It flows from this that because airplanes are both made in volume and composed of components that don’t lend themselves to robotics or automation, small aircraft are basically bashed together with hand drills, hammers and rivet guns. End of story. Next topic.

Well, maybe not. Last month I was visiting Daher’s new facility in Pompano Beach to shoot a video on the TBM and spent most of the day with senior VP Nicolas Chabbert, whom I’ve known for close to 20 years from his days at Mooney. Chabbert is interested in the same things I am about airplane building, specifically production economics and marketing. When the conversation drifted around to the current market, which Daher describes as recovering, but not booming, I mentioned that the general economy isn’t doing too badly and neither is the stock market. We’re in period when a healthy Dow isn’t tracking higher airplane sales.

“Too macro,” Chabbert said, then hit with me his theory. TBMs are unique in that they tend to be owner flown for personal travel and are bought by wealthy individuals who don’t leverage them much. On a white board, he sketched out the Dow on a quarterly basis in series of bar graphs with different heights. He said there’s a sales opportunity for Daher right as a strong quarter peaks and a buyer has the money—or the confidence—if the company could just take an order and deliver, say, in a month, instead of three or more, as the case is now. If not longer. He describes this as the Ford Motor Co. sales model of fulfilling specific customer spec’d orders.

But how to deliver more quickly? That turned the conversation to Eclipse and its much touted automotive-style production system. For all the mistakes Eclipse made—and that’s plenty—at the bitter end, it had a unique aircraft production system. “They really could build an airplane in two weeks,” Chabbert says. Of course, it took an investment of over a billion dollars to get there. To be fair, most of that went to cert costs, but Eclipse still burned through a mountain of cash to build a factory that never quite jelled.

Surely these kinds of production economics couldn’t apply to Daher, which delivered 51 airplanes last year, at a value of about $189 million, according to GAMA. Not necessarily, Chabbert said. It depends on the required investment to bring online something like Eclipse’s friction stir welding apparatus. He’s the first executive who has said to me that such a thing might be worth a serious look. In my wildest Pollyannaish fevered state, if something like this came to pass, would it reduce the price of airplanes? Nope, said Chabbert. OK, how about improving profitability for the company. No, not that either. Then why do it? “Flexibility,” he said. There are incremental sales to be had in delivering to a potential buyer sooner rather than later. If that sold six airplanes a year that otherwise wouldn’t have been sold, that’s a decent uptick.

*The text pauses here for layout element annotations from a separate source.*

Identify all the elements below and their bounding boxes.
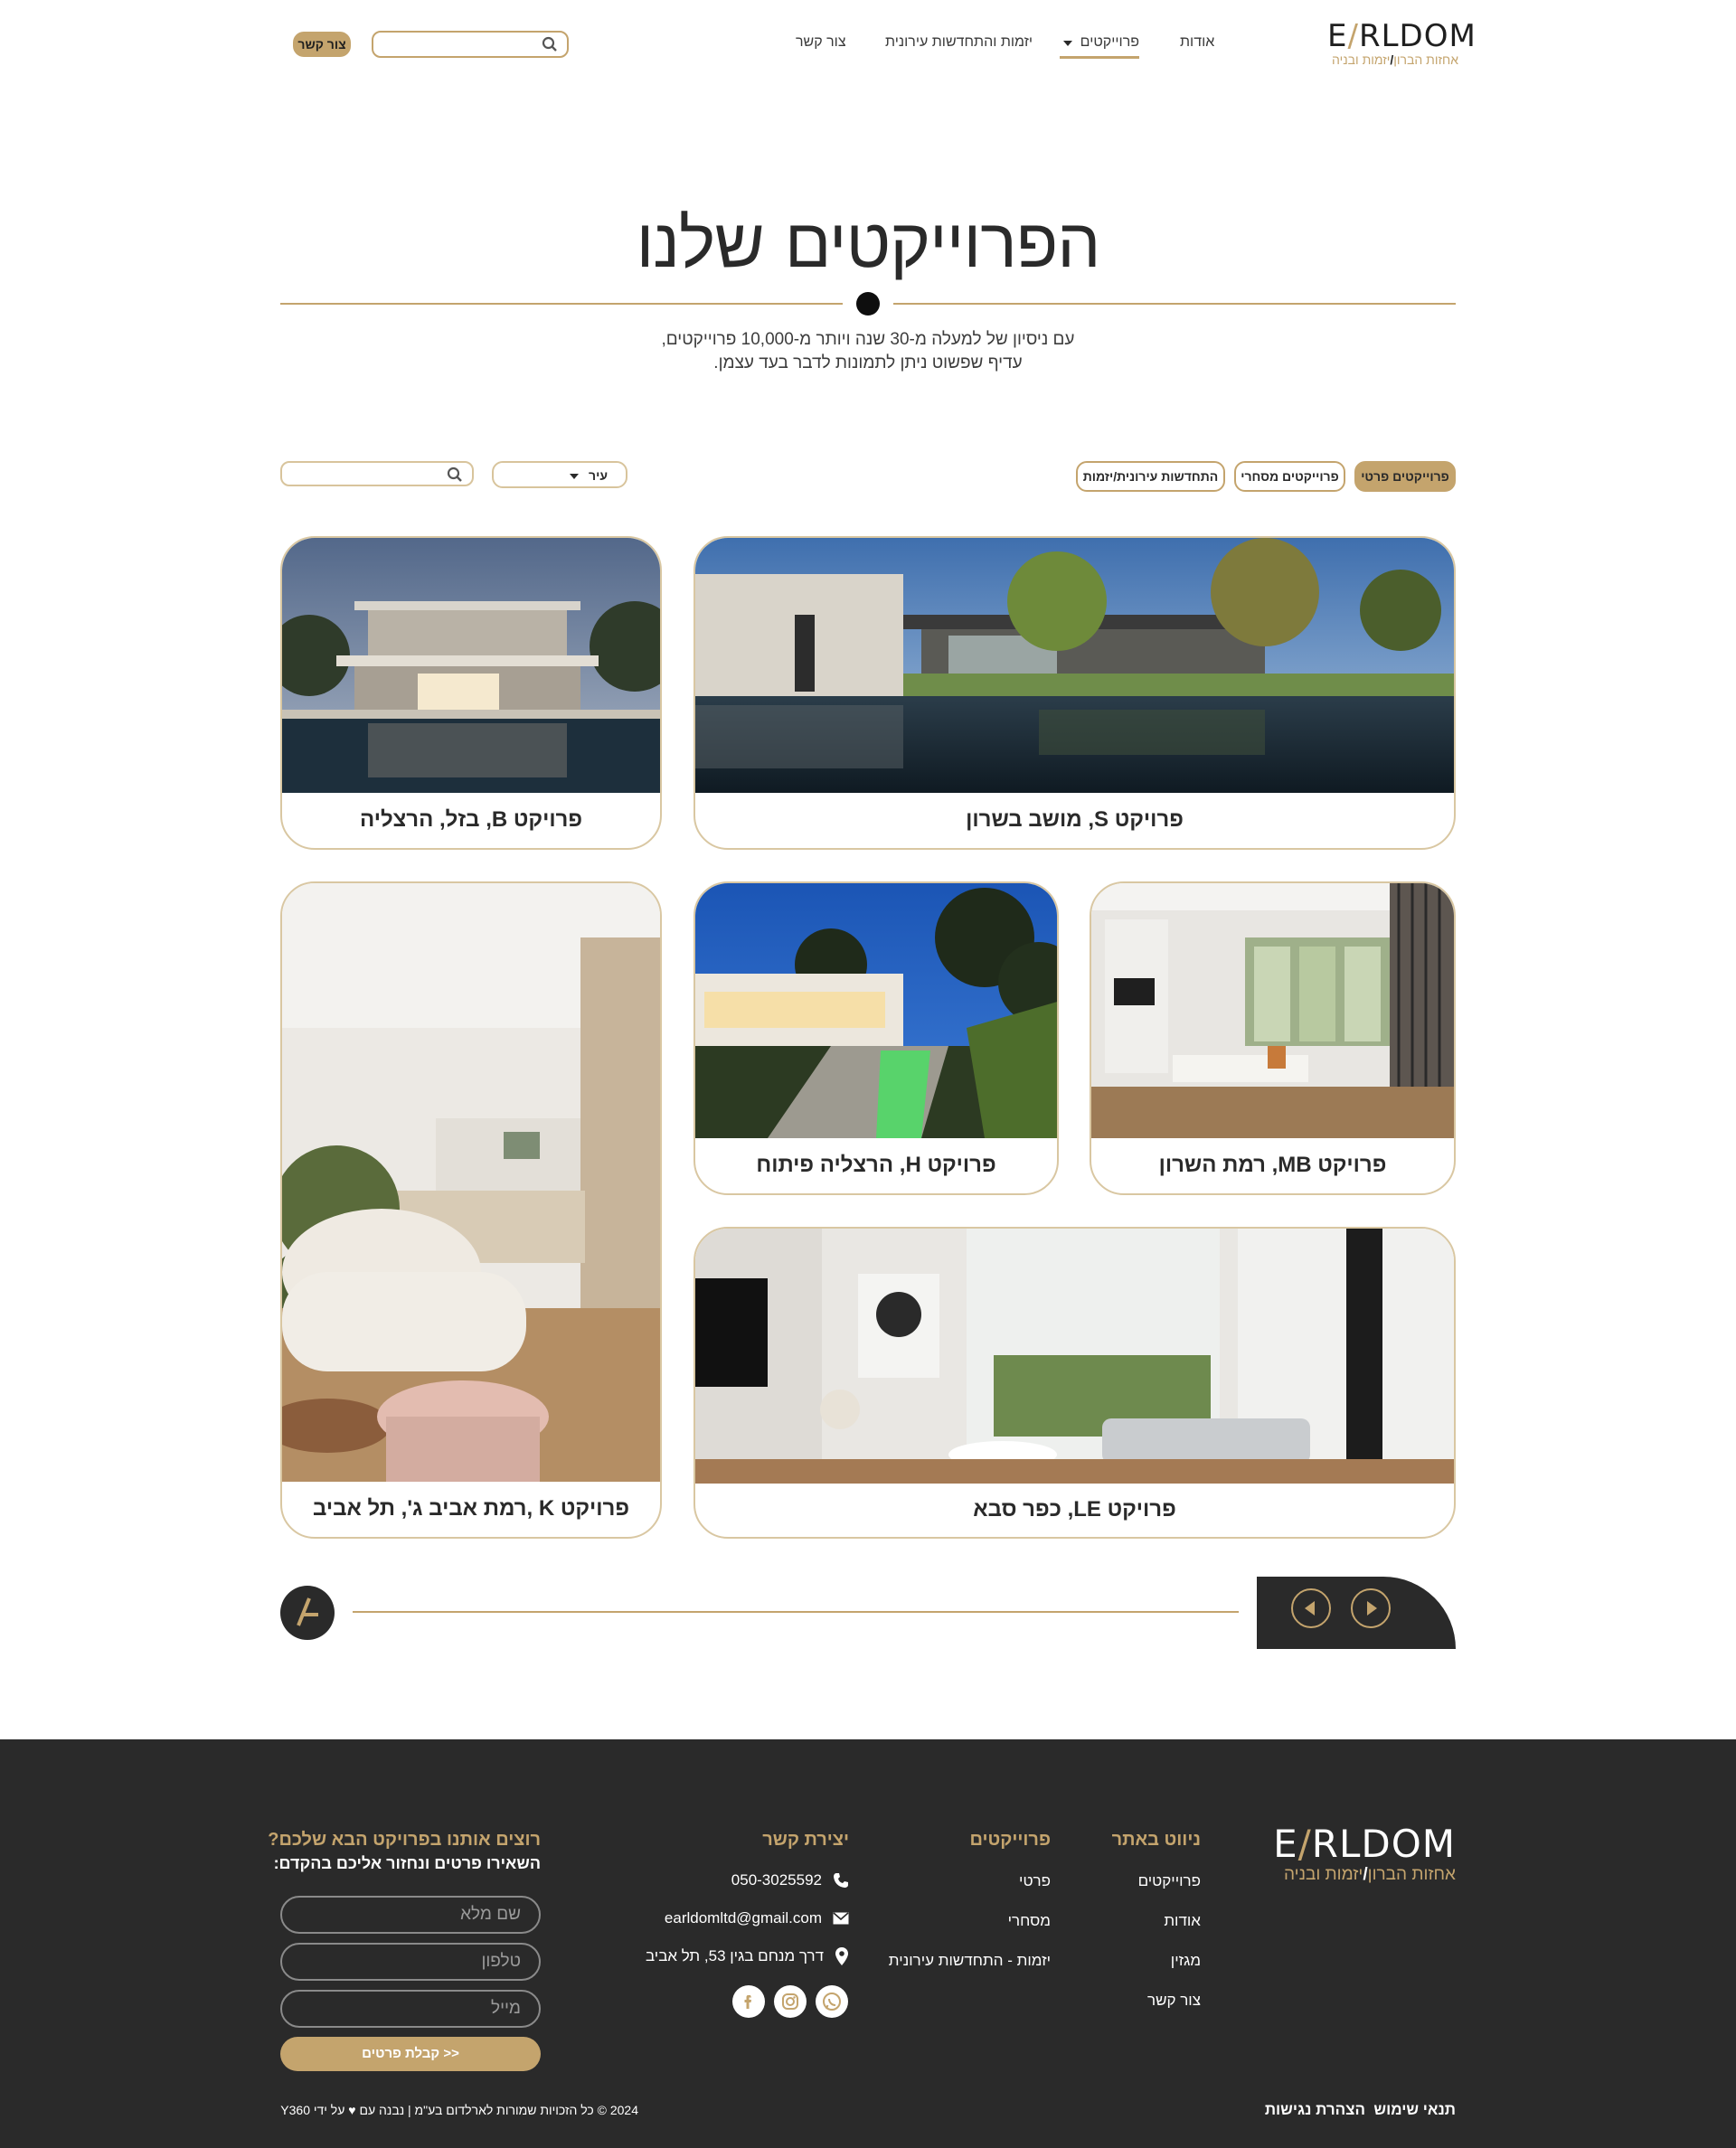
logo-word-left: E xyxy=(1327,18,1348,54)
whatsapp-icon[interactable] xyxy=(816,1985,848,2018)
project-card-b[interactable]: פרויקט B, בזל, הרצליה xyxy=(280,536,662,850)
footer-link-contact[interactable]: צור קשר xyxy=(1147,1992,1201,2010)
project-image-k xyxy=(282,883,660,1482)
project-caption-s: פרויקט S, מושב בשרון xyxy=(966,807,1184,832)
pagination-panel xyxy=(1257,1577,1456,1649)
hero-subtitle-2: עדיף שפשוט ניתן לתמונות לדבר בעד עצמן. xyxy=(713,353,1023,372)
projects-search-input[interactable] xyxy=(280,461,474,486)
logo-sub-right: יזמות ובניה xyxy=(1331,52,1391,67)
social-links xyxy=(732,1985,850,2018)
project-caption-h: פרויקט H, הרצליה פיתוח xyxy=(756,1153,996,1177)
terms-link[interactable]: תנאי שימוש xyxy=(1373,2101,1456,2119)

Flexibility is the ubiquitous buzzword in modern manufacturing. Everywhere I go, companies that make things are investing in equipment that’s flexibly capable of making not so much a large number of parts as a smaller number of a larger variety of parts. (For an example of this, see the tour of the Lycoming factory I shot last winter.)

My conversation with Nicolas was the first time I’ve heard flexible manufacturing applied to entire airframes in quite this way. I don’t know if it can work or not, but it’s interesting to contemplate. It causes me to at least recalibrate my personal conventional wisdom, which turns out to be not that wise most of the time. That’s why I ask other people about this stuff.